Friday, September 23, 2005

How Long, O Lord?

We are, right now in my community, at a time of great heaviness. Our "old" sisters in the infirmary are doing great, while our "young" sisters are getting diagnosed with cancer left and right, it seems. We've had two deaths in less than a week; at the same time, though, we've had spans where we've had more deaths in less time.

But it's different when they're old and sick and in the infirmary and you kind of "expect" them to go. But young, vibrant, and full of life (or at least freshly retired)?

Every time I try to list off all our sisters who are right now actively being treated for cancer, I can't. I always forget this one or that one -- because it seems like there are too many. And I'm not talking cancer survivor, or even someone who finished treatment three months ago; I'm talking about "Having an appointment with Doctor So-and-So on Monday for either chemo or radiation or surgery or all of the above."

In the Benedictine order, every monastery is an independent and autonomous entity, and community is everything. What that means for me is that my monastery in Indiana is the home base to which I return for classes, meetings, celebrations, holidays, and whatever else. (It's like when I was in college -- my dorm was "home," but I always went "home" to Maryland for vacation.) What that also means is that, of the just-under-200 women in my community, I have to various degrees friendships and relationships with all of them.
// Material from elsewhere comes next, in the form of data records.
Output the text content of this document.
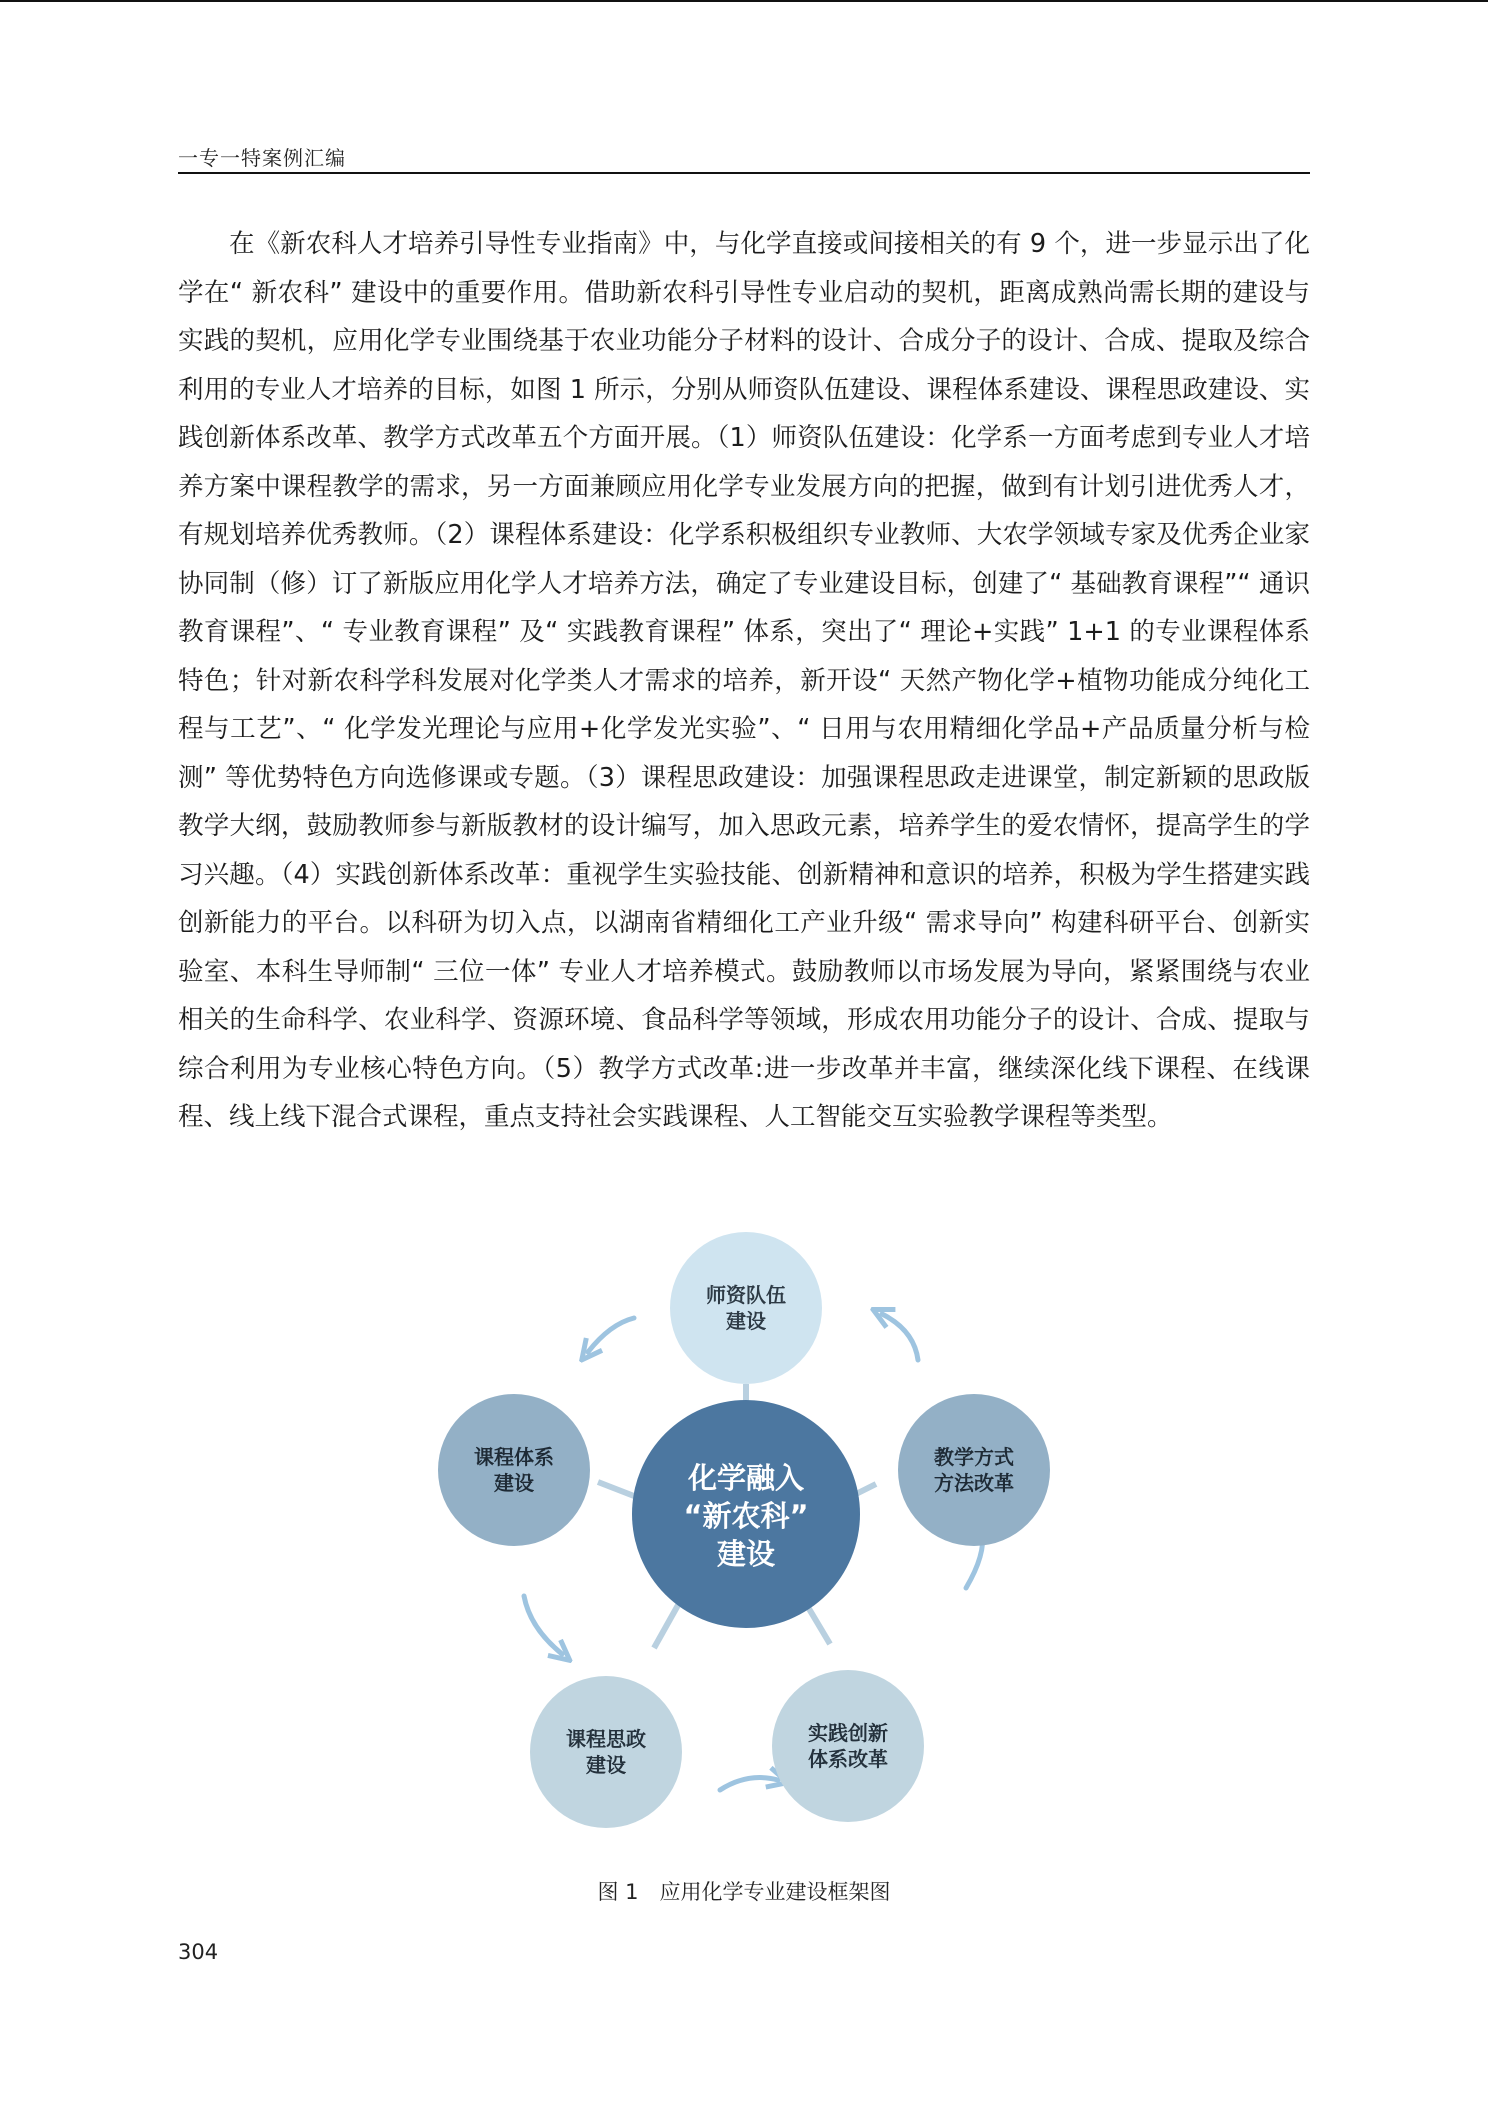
一专一特案例汇编

在《新农科人才培养引导性专业指南》中，与化学直接或间接相关的有 9 个，进一步显示出了化学在“ 新农科” 建设中的重要作用。借助新农科引导性专业启动的契机，距离成熟尚需长期的建设与实践的契机，应用化学专业围绕基于农业功能分子材料的设计、合成分子的设计、合成、提取及综合利用的专业人才培养的目标，如图 1 所示，分别从师资队伍建设、课程体系建设、课程思政建设、实践创新体系改革、教学方式改革五个方面开展。（1）师资队伍建设：化学系一方面考虑到专业人才培养方案中课程教学的需求，另一方面兼顾应用化学专业发展方向的把握，做到有计划引进优秀人才，有规划培养优秀教师。（2）课程体系建设：化学系积极组织专业教师、大农学领域专家及优秀企业家协同制（修）订了新版应用化学人才培养方法，确定了专业建设目标，创建了“ 基础教育课程”“ 通识教育课程”、“ 专业教育课程” 及“ 实践教育课程” 体系，突出了“ 理论+实践” 1+1 的专业课程体系特色；针对新农科学科发展对化学类人才需求的培养，新开设“ 天然产物化学+植物功能成分纯化工程与工艺”、“ 化学发光理论与应用+化学发光实验”、“ 日用与农用精细化学品+产品质量分析与检测” 等优势特色方向选修课或专题。（3）课程思政建设：加强课程思政走进课堂，制定新颖的思政版教学大纲，鼓励教师参与新版教材的设计编写，加入思政元素，培养学生的爱农情怀，提高学生的学习兴趣。（4）实践创新体系改革：重视学生实验技能、创新精神和意识的培养，积极为学生搭建实践创新能力的平台。以科研为切入点，以湖南省精细化工产业升级“ 需求导向” 构建科研平台、创新实验室、本科生导师制“ 三位一体” 专业人才培养模式。鼓励教师以市场发展为导向，紧紧围绕与农业相关的生命科学、农业科学、资源环境、食品科学等领域，形成农用功能分子的设计、合成、提取与综合利用为专业核心特色方向。（5）教学方式改革:进一步改革并丰富，继续深化线下课程、在线课程、线上线下混合式课程，重点支持社会实践课程、人工智能交互实验教学课程等类型。

师资队伍
建设
教学方式
方法改革
实践创新
体系改革
课程思政
建设
课程体系
建设	化学融入
“新农科”
建设
图 1　应用化学专业建设框架图
304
Which means that there are always a whole heck of a lot of people around me at any given point in time who love me, care about me, support me, encourage me, laugh with me, laugh at me, hug me, poke me, tease me, trust me, teach me, guide me, advise me .... and basically help me discover what "me" is, and offer the free space for me to grow into that "me."

The flip side of that, though, is that a whole heck of a lot of people find their way deeper into my heart than I would otherwise experience. Which means that there's a whole heck of a lot of potential for a whole heck of a lot more heartbreak and loss than I would otherwise experience.
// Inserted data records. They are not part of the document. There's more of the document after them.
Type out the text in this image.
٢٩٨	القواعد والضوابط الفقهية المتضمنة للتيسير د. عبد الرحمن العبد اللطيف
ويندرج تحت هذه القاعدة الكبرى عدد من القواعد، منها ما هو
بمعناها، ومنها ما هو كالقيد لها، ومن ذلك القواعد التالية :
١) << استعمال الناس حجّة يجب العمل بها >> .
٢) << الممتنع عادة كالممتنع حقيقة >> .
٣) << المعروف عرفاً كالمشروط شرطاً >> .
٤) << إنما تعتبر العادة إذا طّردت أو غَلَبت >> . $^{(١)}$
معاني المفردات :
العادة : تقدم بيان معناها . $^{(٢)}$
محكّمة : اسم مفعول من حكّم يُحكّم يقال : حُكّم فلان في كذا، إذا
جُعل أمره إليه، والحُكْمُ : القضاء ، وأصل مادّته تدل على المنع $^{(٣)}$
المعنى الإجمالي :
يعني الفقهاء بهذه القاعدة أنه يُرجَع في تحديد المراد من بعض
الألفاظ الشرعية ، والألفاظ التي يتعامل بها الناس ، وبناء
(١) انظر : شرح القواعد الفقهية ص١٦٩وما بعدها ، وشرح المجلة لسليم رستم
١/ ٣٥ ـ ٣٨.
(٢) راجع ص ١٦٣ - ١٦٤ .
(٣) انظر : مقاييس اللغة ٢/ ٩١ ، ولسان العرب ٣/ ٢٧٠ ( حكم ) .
Saint Benedict tells us to "Keep death daily before your eyes" .... but is this really what he meant?

I hear talk all the time during this "vocation shortage" about religious communities that are "dying out" .... but I thought that referred more to communities where the population is just getting older and older without any new folks coming in, not ones that are getting new members but are having their mid-range members get knocked out of commission from major illness.

We're talking preschool teachers, pastoral associates, high school librarians, physical therapists .... Heck, less than a year ago, we were training in a new formation director (whose job is to train in all of us new kids). She was working with our new postulant, shifting over with the novices, and getting broken in on all the nitty-gritty details that you don't necessarily think of. Now, less than a year later, right before we celebrate Vespers of the Dead for one sister, the prioress tells us that this very same formation director of ten months ago is going to move into the infirmary, that Hospice is being called, and that her parents will be coming in from the Pacific Islands where they live.

It's getting so we don't even want to open e-mails from the prioress ....

One sister tonight made the comment: "All the old sisters who want to die can't, and all the young sisters who want to fight and live...." and I just added the "can't" for her.

And I know there's a lesson in all this, that we will all pull together and appreciate one another more, and I know Benedict wants us to always be conscious of our own mortality and to recognize that there's more to life than this world, but ......

What good will teaching me to appreciate my community do if there's no community left by the time I learn it?

Enough already, God, please ..... we get the point.

2 Comments:

Anonymous Anonymous said...

Amen, sister. I've had enough too. As each of these folks work their way deeper into my heart, the heartbreak gets worse. I guess it just makes me realize how much it will hurt when my own really REALLY beloved people die... and how much more I need to love them now, just in case.

9/23/2005 10:48 PM  
Anonymous Anonymous said...

Thought number two: I just talked to my brother about it all, and I told him to make some pretty music for me. At least music and art can transform pain into beauty. And that is almost a form of incarnating Christ again NOW, when we need him.